Nehmen Sie die folgenden Diagramme. Das obere zeigt das Wachstum der Transistoren pro Mikrochip von 1971 bis 2017. Die Tatsache, dass dieses Schaubild bis 2005 stagniert, spiegelt die Kraft des exponentiellen Wachstums wider. Im zweiten Diagramm, das dieselben Daten auf einer logarithmischen Skala zeigt – eine Metrik, die einen exponentiellen Anstieg in eine gerade Linie umwandelt –, sehen wir, dass sich die Anzahl der Transistoren pro Chip zwischen 1971 und 2015 fast verzehnfacht hat.

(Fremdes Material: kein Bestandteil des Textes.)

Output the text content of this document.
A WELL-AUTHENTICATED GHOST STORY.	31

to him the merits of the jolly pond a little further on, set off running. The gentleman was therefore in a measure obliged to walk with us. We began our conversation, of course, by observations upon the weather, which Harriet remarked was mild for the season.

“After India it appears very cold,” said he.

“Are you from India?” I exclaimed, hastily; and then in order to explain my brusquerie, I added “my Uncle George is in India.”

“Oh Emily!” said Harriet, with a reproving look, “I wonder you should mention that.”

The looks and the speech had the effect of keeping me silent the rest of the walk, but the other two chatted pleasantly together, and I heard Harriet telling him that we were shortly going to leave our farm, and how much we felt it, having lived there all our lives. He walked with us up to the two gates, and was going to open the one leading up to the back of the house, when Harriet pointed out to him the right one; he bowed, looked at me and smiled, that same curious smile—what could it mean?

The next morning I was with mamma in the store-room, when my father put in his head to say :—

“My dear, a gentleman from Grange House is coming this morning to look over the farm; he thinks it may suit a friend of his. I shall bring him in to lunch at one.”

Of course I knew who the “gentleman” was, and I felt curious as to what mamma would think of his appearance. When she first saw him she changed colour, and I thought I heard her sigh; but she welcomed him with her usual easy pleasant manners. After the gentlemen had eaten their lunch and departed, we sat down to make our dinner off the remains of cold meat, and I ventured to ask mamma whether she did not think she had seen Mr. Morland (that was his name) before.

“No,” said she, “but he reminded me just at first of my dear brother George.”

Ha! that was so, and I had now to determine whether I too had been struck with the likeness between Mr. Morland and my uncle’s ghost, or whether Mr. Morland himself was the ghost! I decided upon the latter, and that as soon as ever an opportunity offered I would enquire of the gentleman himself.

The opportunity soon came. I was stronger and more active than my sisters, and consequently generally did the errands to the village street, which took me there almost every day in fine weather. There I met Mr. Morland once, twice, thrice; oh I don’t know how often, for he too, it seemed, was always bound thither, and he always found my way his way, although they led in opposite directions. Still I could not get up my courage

Anzahl der Transistoren pro Mikroprozessor in Milliarden (lineare Skala)

Quelle: Our World in Data

Anzahl der Transistoren pro Mikroprozessor in Milliarden (logarithmische Skala)

Quelle: Our World in Data

Das Ausmaß dieses Wandels ist kaum vorstellbar, aber wir können versuchen, ihn zu begreifen, indem wir uns auf den Preis eines einzelnen Transistors konzentrieren. Im Jahr 1958 verkaufte Fairchild Semiconductor 100 Transistoren an IBM für 150 Dollar pro Stück.5 In den 1960er-Jahren war der Preis auf etwa acht Dollar pro Transistor gefallen. Bis 1972, dem Jahr meiner Geburt, waren die durchschnittlichen Kosten eines Transistors auf 15 Cent gesunken,6 und die Halbleiterindustrie produzierte zwischen 100 Milliarden und einer Billion Transistoren pro Jahr. Im Jahr 2014 produzierte die Menschheit 250 Milliarden Transistoren pro Jahr: Das ist das 25-Fache der Anzahl der Sterne in der Milchstraße. Jede Sekunde produzierten die „Fabs“ – die spezialisierten Fabriken, die Transistoren herstellen – acht Billionen Transistoren.7 Die Kosten für einen Transistor waren auf einige Milliardstel Dollar gesunken.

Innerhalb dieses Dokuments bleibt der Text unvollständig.